2018年3月20日火曜日

パリでのワークショップ ー Cross-cultural studies & rationality

 英国で10日過ごしてパリに着いた。今回の主要目的地は英国のWolverhamptonとフランスのToursなので、パリはちょっと寄り道しただけなのだが、パリ第8大学のJean Barataginさんが20日の午後にワークショップを開催してくださるとのことで、予定変更して2泊することにした。ワークショップは、下記にあるようにCross-cultural studies & rationalityというタイトルで、私は最後に30分いただいて話すことになった。


このP-A-R-I-Sは、Probability, Assessment, Reasoning, and Inferences Studiesの頭文字をとったもので、私は、この正式メンバーではないが、2011年にBarataginさんと私たちの日本チームの日仏共同研究がスタートしたときからこのグループにはいろいろとお世話になっている。

 私が話す内容は、ここ数年間追い続けている、エドワード・ホールが提唱した高コンテクスト・低コンテクストの区分と、推論についてのものである。


この話はすでに、心理学ワールドという日本心理学会から出版されている解説雑誌で発表しているが、コンテクストとは、コミュニケーション時に暗黙裡に人々の間で共有される背景知識で、高コンテクスト文化では、低コンテクスト文化と比較してそれがより利用される。いいかえれば、高コンテクスト文化では、阿吽の呼吸で感情を伝えることが可能になるわけである。そして、概して東洋が高コンテクスト文化とされている。これは、私の著書である「日本人は論理的に考えることが本当に苦手なのか」でも紹介されている。

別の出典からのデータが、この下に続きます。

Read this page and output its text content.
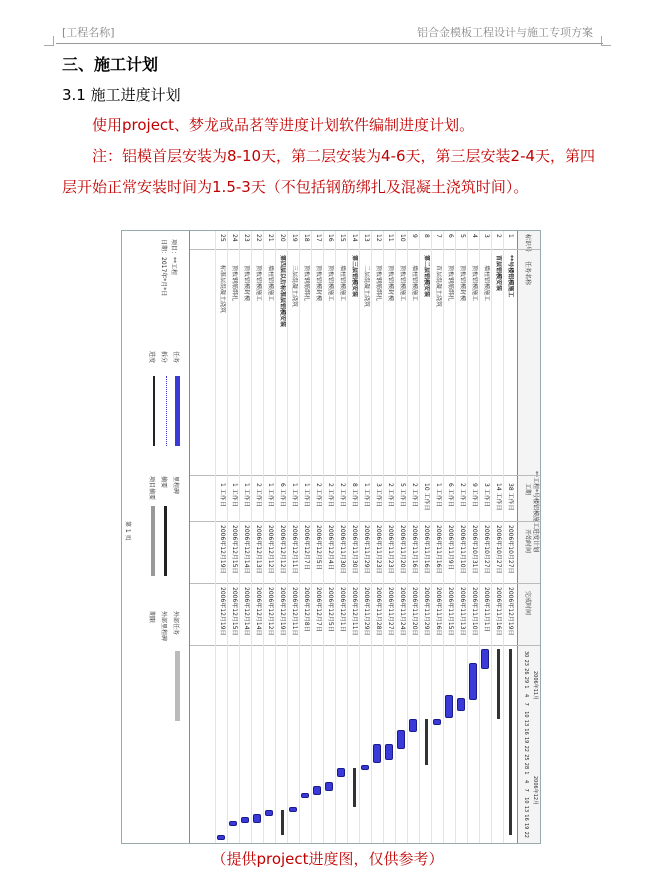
[工程名称]	铝合金模板工程设计与施工专项方案
三、施工计划
3.1 施工进度计划
使用project、梦龙或品茗等进度计划软件编制进度计划。
注：铝模首层安装为8-10天，第二层安装为4-6天，第三层安装2-4天，第四层开始正常安装时间为1.5-3天（不包括钢筋绑扎及混凝土浇筑时间）。
**工程*号楼铝模施工进度计划
标识号
任务名称
工期
开始时间
完成时间
2006年11月
2006年12月
30
23
26
29
1
4
7
10
13
16
19
22
25
28
1
4
7
10
13
16
19
22
1
**号楼铝模施工
38 工作日
2006年10月27日
2006年12月19日
2
首层铝模安装
14 工作日
2006年10月27日
2006年11月16日
3
墙柱铝模施工
3 工作日
2006年10月27日
2006年11月1日
4
顶板铝模施工
9 工作日
2006年10月31日
2006年11月10日
5
顶板铝模封模
2 工作日
2006年11月10日
2006年11月13日
6
顶板钢筋绑扎
6 工作日
2006年11月9日
2006年11月15日
7
首层混凝土浇筑
1 工作日
2006年11月16日
2006年11月16日
8
第二层铝模安装
10 工作日
2006年11月16日
2006年11月29日
9
墙柱铝模施工
2 工作日
2006年11月16日
2006年11月20日
10
顶板铝模施工
5 工作日
2006年11月20日
2006年11月24日
11
顶板铝模封模
2 工作日
2006年11月23日
2006年11月27日
12
顶板钢筋绑扎
3 工作日
2006年11月23日
2006年11月28日
13
二层混凝土浇筑
1 工作日
2006年11月29日
2006年11月29日
14
第三层铝模安装
8 工作日
2006年11月30日
2006年12月11日
15
墙柱铝模施工
2 工作日
2006年11月30日
2006年12月1日
16
顶板铝模施工
2 工作日
2006年12月4日
2006年12月5日
17
顶板铝模封模
2 工作日
2006年12月5日
2006年12月7日
18
顶板钢筋绑扎
1 工作日
2006年12月7日
2006年12月8日
19
三层混凝土浇筑
1 工作日
2006年12月11日
2006年12月11日
20
第四层以后标准层铝模安装
6 工作日
2006年12月12日
2006年12月19日
21
墙柱铝模施工
1 工作日
2006年12月12日
2006年12月12日
22
顶板铝模施工
2 工作日
2006年12月13日
2006年12月14日
23
顶板铝模封模
1 工作日
2006年12月14日
2006年12月14日
24
顶板钢筋绑扎
1 工作日
2006年12月15日
2006年12月15日
25
标准层混凝土浇筑
1 工作日
2006年12月19日
2006年12月19日
项目：**工程
日期：2017年*月*日
任务
拆分
进度
里程碑
摘要
项目摘要
外部任务
外部里程碑
期限
第 1 页
（提供project进度图，仅供参考）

 阿吽の呼吸のコミュニケーションは、親しい間柄での理想的なコミュニケーションのように言われる。しかし、私はこれに異を唱えたいのである。現代は、さまざまなレベルでグローバル化が進んでいる。産業化によって引き起こされた都市化は、いろんな文化背景をもった人たちが雑多に集まることを意味し、また国際化によって異文化同士の交流が頻繁になった。私も明日、異文化の人たちを前に話すわけである。このような状況で、異文化共生社会をつくりあげていくためには、低コンテクスト文化が形成されていることを意識し、コミュニケーションにおいて、相手が何を知っていて何を知らないかに敏感にならなければならない。そして、常識と思われるものを明示的にしたコミュニケーションが必要になってくるのである。

 明日は、このメッセージと共に、昨年の秋に日本社会心理学会で発表したデータを披露するつもりである。それは、論法における省略をどの程度受け入れるかというもので、「高コンテクスト文化では、コンテクストによって省略されたものの復元が容易なので、省略を受け入れやすい」という仮説に基づいて研究が行われている。代表的な例が、日本語の主語の省略である。私の心理学実験では、知られている前提の省略を受け入れるかどうかという質問で、日韓台英仏のデータを集めたが、必ずしも結果はクリアではない。とりあえず今回の訪欧で次の実験のデータが集まりつつあるので、結果はそれ次第である。あとはボタモチが降ってくるのを待つだけだ。